A large number of Native American peoples had pipe-smoking traditions as parts of their cultures long before the Europeans arrived from across the ocean. Some Native Americans smoked pipes for ceremonial purposes while others smoked tobacco socially. In the 16th century, tobacco, a native plant to South America, was introduced to Europe.
Pipe-smoking is the oldest traditional form of tobacco consumption that we know of. Pipes are made in a variety of forms, styles, and different materials. They vary from very simple machine-made models to highly valuable handcrafted pipes manufactured by skillful artisans, which can be very expensive and collectible items. Pipe smoking is nowhere near as popular as it was years ago and pipe handcrafting is a dying art today.
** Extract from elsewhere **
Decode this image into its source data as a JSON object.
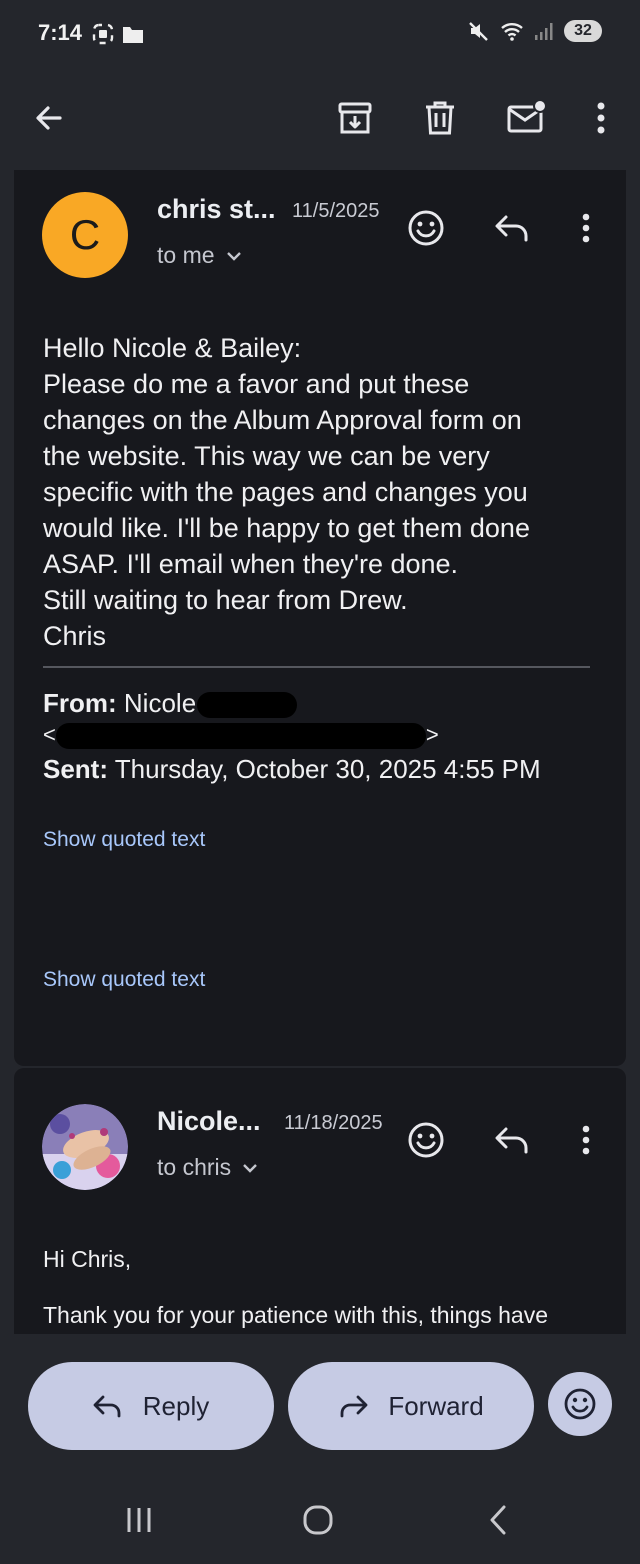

The mineral meerschaum (also known as sepiolite) is mainly found in Eskisehir, Turkey. Eskisehir is known for its pure, high-quality mineral and its unique characteristics which allow it to be easily carved into elegant and detailed decorative shapes. The term “meerschaum” means “sea foam” in German. The word refers to the mineral’s white color, its unusually low density and light weight, and the fact that it was often found floating in the Black Sea.
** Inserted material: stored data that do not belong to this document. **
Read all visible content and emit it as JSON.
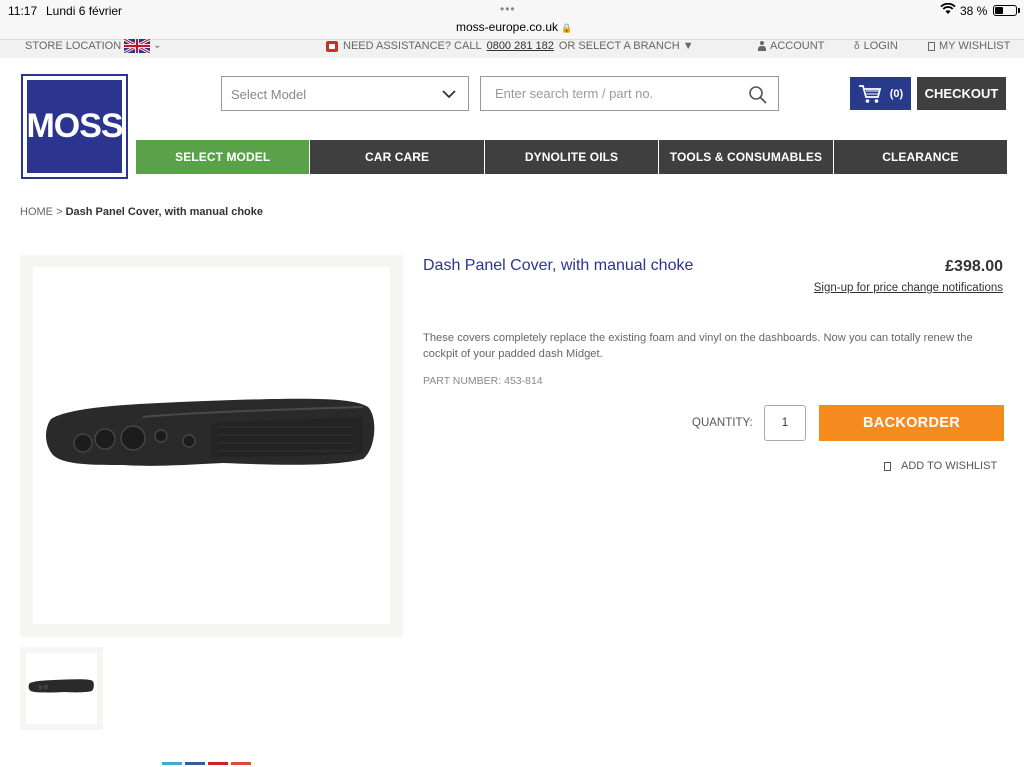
{
  "status_bar": {
    "time": "11:17",
    "date": "Lundi 6 février",
    "url": "moss-europe.co.uk",
    "battery_percent": "38 %",
    "battery_level": 0.38
  },
  "utility_bar": {
    "store_location": "STORE LOCATION",
    "assistance_prefix": "NEED ASSISTANCE? CALL",
    "phone": "0800 281 182",
    "assistance_suffix": "OR SELECT A BRANCH",
    "account": "ACCOUNT",
    "login": "LOGIN",
    "wishlist": "MY WISHLIST"
  },
  "header": {
    "logo_text": "MOSS",
    "model_select": {
      "value": "Select Model"
    },
    "search": {
      "placeholder": "Enter search term / part no."
    },
    "cart_count": "(0)",
    "checkout_label": "CHECKOUT",
    "brand_color": "#2b3590"
  },
  "nav": {
    "items": [
      {
        "label": "SELECT MODEL",
        "active": true
      },
      {
        "label": "CAR CARE",
        "active": false
      },
      {
        "label": "DYNOLITE OILS",
        "active": false
      },
      {
        "label": "TOOLS & CONSUMABLES",
        "active": false
      },
      {
        "label": "CLEARANCE",
        "active": false
      }
    ],
    "active_color": "#5aa14a",
    "inactive_color": "#3f3f3f"
  },
  "breadcrumb": {
    "home": "HOME",
    "separator": ">",
    "current": "Dash Panel Cover, with manual choke"
  },
  "product": {
    "title": "Dash Panel Cover, with manual choke",
    "price": "£398.00",
    "price_notify": "Sign-up for price change notifications",
    "description": "These covers completely replace the existing foam and vinyl on the dashboards. Now you can totally renew the cockpit of your padded dash Midget.",
    "part_number": "PART NUMBER: 453-814",
    "quantity_label": "QUANTITY:",
    "quantity": "1",
    "backorder_label": "BACKORDER",
    "backorder_color": "#f58a1f",
    "wishlist_label": "ADD TO WISHLIST"
  },
  "share_colors": [
    "#3fa9d6",
    "#3b5998",
    "#cb2027",
    "#dd4b39"
  ]
}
The meerschaum pipes are remarkable examples of craftsmanship. Their exact origin is uncertain. According to The Nonist, the most probable and widely accepted version is that the Hungarian nobleman Count Andrassy received a block of meerschaum from the Sultan when he traveled to Turkey on an official assignment in 1723.
Upon returning home, the Count gave the mineral to a shoemaker who made pipes in his free time. Another story traces the pipes’ origin to Austria. When Turks attempted to invade Vienna they brought with them a variety of items, including pipes, made from a white mineral believed to have been meerschaum. A third story says that the first sepiolite pipe was carved by French sculptor Pierre Puget in 1652.
In the 18th century, meerschaum pipes gained popularity and slowly replaced the clay pipes used at the time. In the 1820s, with the introduction of the briar pipes, clay and to some extent meerschaum pipes fell out of fashion.
A unique combination of a meerschaum bowl and a briar pipe was made, allowing a unique experience for the smoker that provided the best qualities of the two materials.
By the end of the century, smoking an ornately carved meerschaum pipe was a status symbol, because unlike the more affordable and widely-available clay pipes, meerschaum pipes were only accessible to the wealthy.
At the height of their popularity, the pipes were made in several European countries, including Germany, Austria, Turkey, and Hungary. The carved pipes, representing historical figures, deities, knights, and noblemen, were made up until the 1920s.
Not only were they pieces of art, but meerschaum as a material apparently offered a superior smoking experience very much appreciated by connoisseurs. Meerschaum pipes, unlike briar pipes, did not impart any of their own flavors to the tobacco.
The mineral keeps its white color only if the pipe isn’t being used. Meerschaum is a very absorbent mineral that soaks up elements of the tobacco, causing it to change color once used. The bowl of the pipe gradually becomes golden brown. Pipes with this color instead of the natural white are highly appreciated by collectors. The color can also be achieved if the pipe is polished with beeswax.
In the 1970s, Turkey banned the export of meerschaum blocks in an attempt to develop their own local meerschaum industry. This led to the appearance of new pipe carvers in the country, but a drastic decline in the number of manufacturers across Europe. Contemporary pipes are still carved, although they are not as elaborate as they once were.